Mauritanie, la criminalisation des opposants à l’esclavage

Irwin Cotler, président du Centre Raoul Wallenberg pour les droits de la personne et ancien ministre de la Justice et procureur général du Canada et Judith Abitan, directrice exécutive du Centre Raoul Wallenberg pour les droits de l’homme, dénoncent l’emprisonnement arbitraire de Biram Bah Abeid

La Mauritanie a aboli l’esclavage en 1991. Pourquoi criminalise-t-elle les opposants à l’esclavage? La triste vérité est que le pays n’a pas aboli l’esclavage, mais reste sa dernière place forte

Bien que la Mauritanie affirme qu’elle a aboli l’esclavage, elle demeure en fait l’un des seuls bastions de l’esclavage au monde. Biram Dah Abeid est le leader du mouvement anti-esclavagiste international et président de l’Initiative pour la résurgence du mouvement abolitionniste en Mauritanie (IRA-Mauritanie).

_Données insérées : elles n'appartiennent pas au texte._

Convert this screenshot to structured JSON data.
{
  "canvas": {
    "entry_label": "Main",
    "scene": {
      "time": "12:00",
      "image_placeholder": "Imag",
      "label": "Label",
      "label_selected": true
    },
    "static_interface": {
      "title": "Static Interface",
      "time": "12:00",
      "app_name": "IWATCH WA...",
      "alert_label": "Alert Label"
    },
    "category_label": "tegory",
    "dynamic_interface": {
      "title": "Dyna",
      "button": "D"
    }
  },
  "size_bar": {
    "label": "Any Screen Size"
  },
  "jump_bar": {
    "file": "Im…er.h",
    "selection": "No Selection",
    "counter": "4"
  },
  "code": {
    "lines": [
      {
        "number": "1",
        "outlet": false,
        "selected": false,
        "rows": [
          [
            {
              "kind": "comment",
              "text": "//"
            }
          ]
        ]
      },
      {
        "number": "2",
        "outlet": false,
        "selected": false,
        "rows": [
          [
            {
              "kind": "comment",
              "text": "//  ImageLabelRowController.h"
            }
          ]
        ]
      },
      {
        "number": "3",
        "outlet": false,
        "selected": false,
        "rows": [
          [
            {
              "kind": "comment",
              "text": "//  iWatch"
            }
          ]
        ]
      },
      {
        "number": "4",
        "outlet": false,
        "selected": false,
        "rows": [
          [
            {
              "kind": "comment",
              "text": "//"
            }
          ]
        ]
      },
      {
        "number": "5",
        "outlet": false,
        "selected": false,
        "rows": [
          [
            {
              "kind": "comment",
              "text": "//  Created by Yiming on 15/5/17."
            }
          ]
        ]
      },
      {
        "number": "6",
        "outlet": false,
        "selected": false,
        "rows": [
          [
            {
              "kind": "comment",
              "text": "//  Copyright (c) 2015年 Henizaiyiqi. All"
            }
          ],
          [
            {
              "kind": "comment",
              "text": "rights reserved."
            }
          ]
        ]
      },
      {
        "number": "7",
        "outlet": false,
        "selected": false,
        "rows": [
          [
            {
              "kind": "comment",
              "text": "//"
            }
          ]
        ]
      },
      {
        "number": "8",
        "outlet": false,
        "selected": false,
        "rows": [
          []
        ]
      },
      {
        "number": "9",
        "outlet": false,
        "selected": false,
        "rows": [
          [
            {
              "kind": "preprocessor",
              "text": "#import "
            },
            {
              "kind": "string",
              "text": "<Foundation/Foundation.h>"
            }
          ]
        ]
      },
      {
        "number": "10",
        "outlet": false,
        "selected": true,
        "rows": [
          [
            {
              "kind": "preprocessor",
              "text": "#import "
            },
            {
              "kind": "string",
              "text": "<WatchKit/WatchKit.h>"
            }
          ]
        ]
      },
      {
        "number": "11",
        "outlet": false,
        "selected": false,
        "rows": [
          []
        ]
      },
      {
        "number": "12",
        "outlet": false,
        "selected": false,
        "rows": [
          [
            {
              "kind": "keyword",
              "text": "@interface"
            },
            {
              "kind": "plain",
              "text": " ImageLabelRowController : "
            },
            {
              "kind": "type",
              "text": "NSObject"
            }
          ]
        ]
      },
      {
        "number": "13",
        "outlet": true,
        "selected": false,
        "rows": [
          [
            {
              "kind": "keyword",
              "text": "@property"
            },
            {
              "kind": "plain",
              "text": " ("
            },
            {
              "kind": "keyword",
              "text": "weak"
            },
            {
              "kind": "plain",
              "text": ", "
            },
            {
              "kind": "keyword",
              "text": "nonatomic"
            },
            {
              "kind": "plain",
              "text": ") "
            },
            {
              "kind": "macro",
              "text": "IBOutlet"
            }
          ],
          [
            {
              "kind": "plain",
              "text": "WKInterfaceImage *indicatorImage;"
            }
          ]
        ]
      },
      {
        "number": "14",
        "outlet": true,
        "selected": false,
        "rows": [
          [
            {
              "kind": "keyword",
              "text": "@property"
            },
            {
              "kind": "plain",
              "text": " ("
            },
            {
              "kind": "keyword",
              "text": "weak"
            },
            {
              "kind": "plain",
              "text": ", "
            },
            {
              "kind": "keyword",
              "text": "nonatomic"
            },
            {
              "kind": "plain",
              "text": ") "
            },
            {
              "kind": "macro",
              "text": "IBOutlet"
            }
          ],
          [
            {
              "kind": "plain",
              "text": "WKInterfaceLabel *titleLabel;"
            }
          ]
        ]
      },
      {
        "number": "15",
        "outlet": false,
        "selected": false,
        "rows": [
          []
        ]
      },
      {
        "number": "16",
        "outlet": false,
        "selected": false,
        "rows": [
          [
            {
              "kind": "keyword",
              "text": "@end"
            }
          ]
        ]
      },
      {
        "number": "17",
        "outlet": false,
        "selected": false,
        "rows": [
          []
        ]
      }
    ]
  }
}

Biram, cette figure des doits humain

Biram, un ancien prisonnier politique mauritanien soumis à de nombreuses arrestations – répertorié par Time Magazine comme l’une des 100 personnalités les plus importantes au monde – est l’un des grands héros des droits de l’homme de notre époque et récipiendaire de nombreux prix internationaux pour ses courageux plaidoyer.

En tant que conseiller juridique international de Biram, nous l’avons accueilli à Montréal pour nous rejoindre en tant que conférencier invité à l’occasion de notre célébration du 375e anniversaire de Montréal en tant que «ville des droits» en mai 2017. Il a également comparu en tant que témoin expert devant le Sous-comité parlementaire canadien sur les droits de l’homme pour témoigner de la détérioration de la situation en Mauritanie.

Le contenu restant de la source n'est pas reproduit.